IT WAS SEEN AS ONE OF THOSE THINGS YOU COULD SHAKE OFF
I HAVE so much sympathy for Steve Thompson, Alix Popham and Michael Lipman, and hope they get the right support from loving friends, family and medical professionals to see them through it.
All of them are from my era. It seems very young for them. I know Steve well because I roomed with him for many years, so I am incredibly saddened to hear about his diagnosis.
It’s difficult to know about myself. I have a shady memory sometimes, but don’t know if that is down to being concussed or just because I am getting older. My dad has dementia, and Alzheimer’s, and was diagnosed with early-onset when he was in his mid-to-late 60s. His brother is the same.
Having heard about the three lads yesterday, knowing what I do about how dementia has an impact on a family, it is a really sad situation. Personally, I am probably more worried about the genetic possibilities of inheriting that than necessarily the career I had. I would never look back and change things — I felt I was really well catered for.

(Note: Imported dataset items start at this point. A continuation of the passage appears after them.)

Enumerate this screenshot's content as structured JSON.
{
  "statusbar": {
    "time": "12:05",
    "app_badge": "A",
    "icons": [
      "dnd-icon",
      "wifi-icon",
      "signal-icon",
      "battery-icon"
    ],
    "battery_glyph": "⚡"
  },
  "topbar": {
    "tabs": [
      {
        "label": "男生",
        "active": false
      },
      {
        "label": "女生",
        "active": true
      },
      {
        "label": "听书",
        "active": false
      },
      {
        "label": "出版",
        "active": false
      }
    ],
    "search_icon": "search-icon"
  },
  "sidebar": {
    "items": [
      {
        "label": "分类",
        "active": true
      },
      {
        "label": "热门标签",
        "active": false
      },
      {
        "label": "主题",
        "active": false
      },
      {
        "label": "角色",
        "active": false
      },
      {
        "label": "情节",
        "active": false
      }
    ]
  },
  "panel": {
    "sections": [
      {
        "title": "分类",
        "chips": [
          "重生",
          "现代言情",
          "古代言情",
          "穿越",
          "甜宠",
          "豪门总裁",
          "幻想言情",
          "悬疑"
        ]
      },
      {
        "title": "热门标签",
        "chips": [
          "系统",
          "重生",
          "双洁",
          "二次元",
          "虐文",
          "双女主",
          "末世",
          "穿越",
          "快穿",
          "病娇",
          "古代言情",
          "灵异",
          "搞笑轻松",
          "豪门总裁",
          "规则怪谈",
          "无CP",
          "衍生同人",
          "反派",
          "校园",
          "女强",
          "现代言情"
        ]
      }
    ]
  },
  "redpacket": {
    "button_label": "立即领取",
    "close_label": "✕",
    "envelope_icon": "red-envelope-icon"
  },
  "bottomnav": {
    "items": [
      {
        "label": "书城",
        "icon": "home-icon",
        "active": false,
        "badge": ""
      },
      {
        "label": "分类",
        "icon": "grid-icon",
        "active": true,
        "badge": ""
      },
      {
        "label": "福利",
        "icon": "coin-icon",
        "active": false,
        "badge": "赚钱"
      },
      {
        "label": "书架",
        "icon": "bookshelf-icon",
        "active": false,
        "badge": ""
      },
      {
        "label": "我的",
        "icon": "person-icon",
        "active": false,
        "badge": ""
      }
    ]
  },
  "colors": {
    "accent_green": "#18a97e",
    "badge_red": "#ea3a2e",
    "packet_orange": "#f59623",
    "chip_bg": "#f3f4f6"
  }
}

The era Steve, Michael, Alix and I played in had a vastly different approach to concussion. There was a lazy attitude towards it because it was seen as one of those things you could shake off like a boxer did. That was the norm I grew up in. I felt the medical teams had my best interests at heart, though. If I got knocked out, they were trying to drag me off or wanted me to be looked at. It was me who wanted to stay on. Having seen what happened in the NFL with their legal action, it felt fairly inevitable this would come in rugby and other contact sports.
In the NFL they are now allowed only one full-contact, padded session a week. When I played at Leicester Tigers, pretty much every session was a contact session. We prided ourselves on that and I enjoyed it, quite frankly. But if we can learn from the NFL and reduce the amount of contact in training, that might help. When these conversations started in rugby around 2013, they highlighted areas that needed to change. Since then there have been dramatic alterations made, and more will come that will benefit the current generation and future ones. The game is vastly safer now, but it could benefit from collaborating with other sports on this, sharing information, which I am sure will follow. I still want my two boys to play rugby. They are 10 and 12 and the contact sessions they do are few and far between. Rugby is a fantastic sport which they adore.
If it can do better, and more players can be supported, then that is great.